I do not know of any reason bond funds cannot go up in value even if rates go negative. In fact, they should go up by a very large amount if rates indeed went negative.

I agree, but I do think there is a cap on how negative rates can go, it’s probably in the low single negative digits.

True, but the increase in bond fund price is also exponential as rates go lower, so even a single basis point change past zero could mean a 10 or 20% gain in LTT.

If rates rise, TMF is going to look like stocks in 1999.

Doesn't that phenomenon's derivative peak at 0% rates and then start to reduce symmetrically as the rates go to negative? Ie the change from 0.5% to 0% is the same as 0% to -0.5%.

We can just do some bond math to see what happens as rates drop through 0%.
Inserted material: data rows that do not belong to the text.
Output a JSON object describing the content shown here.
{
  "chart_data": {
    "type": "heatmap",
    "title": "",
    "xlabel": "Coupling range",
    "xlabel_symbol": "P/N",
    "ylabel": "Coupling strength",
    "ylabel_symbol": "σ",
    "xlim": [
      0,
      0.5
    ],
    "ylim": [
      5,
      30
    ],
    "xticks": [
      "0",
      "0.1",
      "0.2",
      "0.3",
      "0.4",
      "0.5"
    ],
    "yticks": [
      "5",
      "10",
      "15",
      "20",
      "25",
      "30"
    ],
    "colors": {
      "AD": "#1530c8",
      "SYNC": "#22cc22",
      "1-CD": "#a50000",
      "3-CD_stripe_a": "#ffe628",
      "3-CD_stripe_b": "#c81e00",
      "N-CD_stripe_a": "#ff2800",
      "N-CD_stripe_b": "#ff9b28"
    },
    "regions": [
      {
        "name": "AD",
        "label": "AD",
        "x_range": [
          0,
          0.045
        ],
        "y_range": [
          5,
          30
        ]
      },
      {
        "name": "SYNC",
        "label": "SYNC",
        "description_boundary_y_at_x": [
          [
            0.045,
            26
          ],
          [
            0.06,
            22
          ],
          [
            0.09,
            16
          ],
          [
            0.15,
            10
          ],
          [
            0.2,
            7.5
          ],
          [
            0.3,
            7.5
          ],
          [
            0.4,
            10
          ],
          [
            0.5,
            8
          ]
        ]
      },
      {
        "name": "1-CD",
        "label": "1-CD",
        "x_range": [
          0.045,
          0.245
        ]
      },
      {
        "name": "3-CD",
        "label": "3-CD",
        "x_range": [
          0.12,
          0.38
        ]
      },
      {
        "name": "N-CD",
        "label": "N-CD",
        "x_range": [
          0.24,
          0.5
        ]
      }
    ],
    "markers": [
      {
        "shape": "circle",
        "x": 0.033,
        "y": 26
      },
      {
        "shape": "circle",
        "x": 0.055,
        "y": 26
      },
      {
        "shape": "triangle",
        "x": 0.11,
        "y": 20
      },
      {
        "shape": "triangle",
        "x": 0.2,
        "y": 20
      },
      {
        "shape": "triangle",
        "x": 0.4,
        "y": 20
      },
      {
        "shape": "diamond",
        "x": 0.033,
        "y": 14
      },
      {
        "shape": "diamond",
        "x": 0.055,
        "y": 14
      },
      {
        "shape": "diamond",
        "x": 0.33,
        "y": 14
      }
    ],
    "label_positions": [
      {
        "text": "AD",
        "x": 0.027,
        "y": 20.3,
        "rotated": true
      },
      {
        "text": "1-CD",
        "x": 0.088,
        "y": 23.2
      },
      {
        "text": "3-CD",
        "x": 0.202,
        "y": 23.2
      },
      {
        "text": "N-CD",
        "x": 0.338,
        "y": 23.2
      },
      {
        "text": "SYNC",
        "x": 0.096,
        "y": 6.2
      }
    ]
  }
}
If yields go negative, the lowest coupon rate would be 0%, since I don't think there's a way to implement a negative coupon rate. I recall someone posting that the minimum coupon rate for a US Treasury is 0.125%, and a negative yield would be implemented by selling the bond at a sufficient premium (price > 100). The results of the math aren't much different for 0% and 0.125% coupon rates, and with a zero-coupon bond, we don't have to factor in coupon return (it's all capital return), so I'll just use a 0% coupon rate.

As someone pointed out, price of a 0% coupon bond at 0% yield is 100--I'll normalize 100 to 1 for use in the PV function to calculate price (and hence return). Continuing to use a constant maturity 25-year bond:

p(0%) =-PV(0%,25,0%,1) = 1.00

To calculate the return for a change of yield from 1% to 0%, we first calculate the price at 1% yield:

p(1%) =-PV(1%,25,0%,1) = 0.78

Then we calculate the return as:

r(1%->0%) = p(0%) / p(1%) - 1 = 1.00 / 0.78 = 28.2%

Similarly, to calculate the return for 0% -> -1%, we first calculate the price at -1% yield:

p(-1%) =-PV(-1%,25,0%,1) = 1.286,

and the return for 0% to -1% is:

r(0%->-1%) = 1.286/1.000 - 1 = 28.6%

So 28.6% is a little higher than 28.2%, but not that much higher.

Doing similar calculations for all one-percentage-point changes from 10%->9% to -9%->-10%, and graphing the results, we get this:

So as yields drop, return increases with slight curvature, but pretty close to linear, and nothing special happens at 0% yield.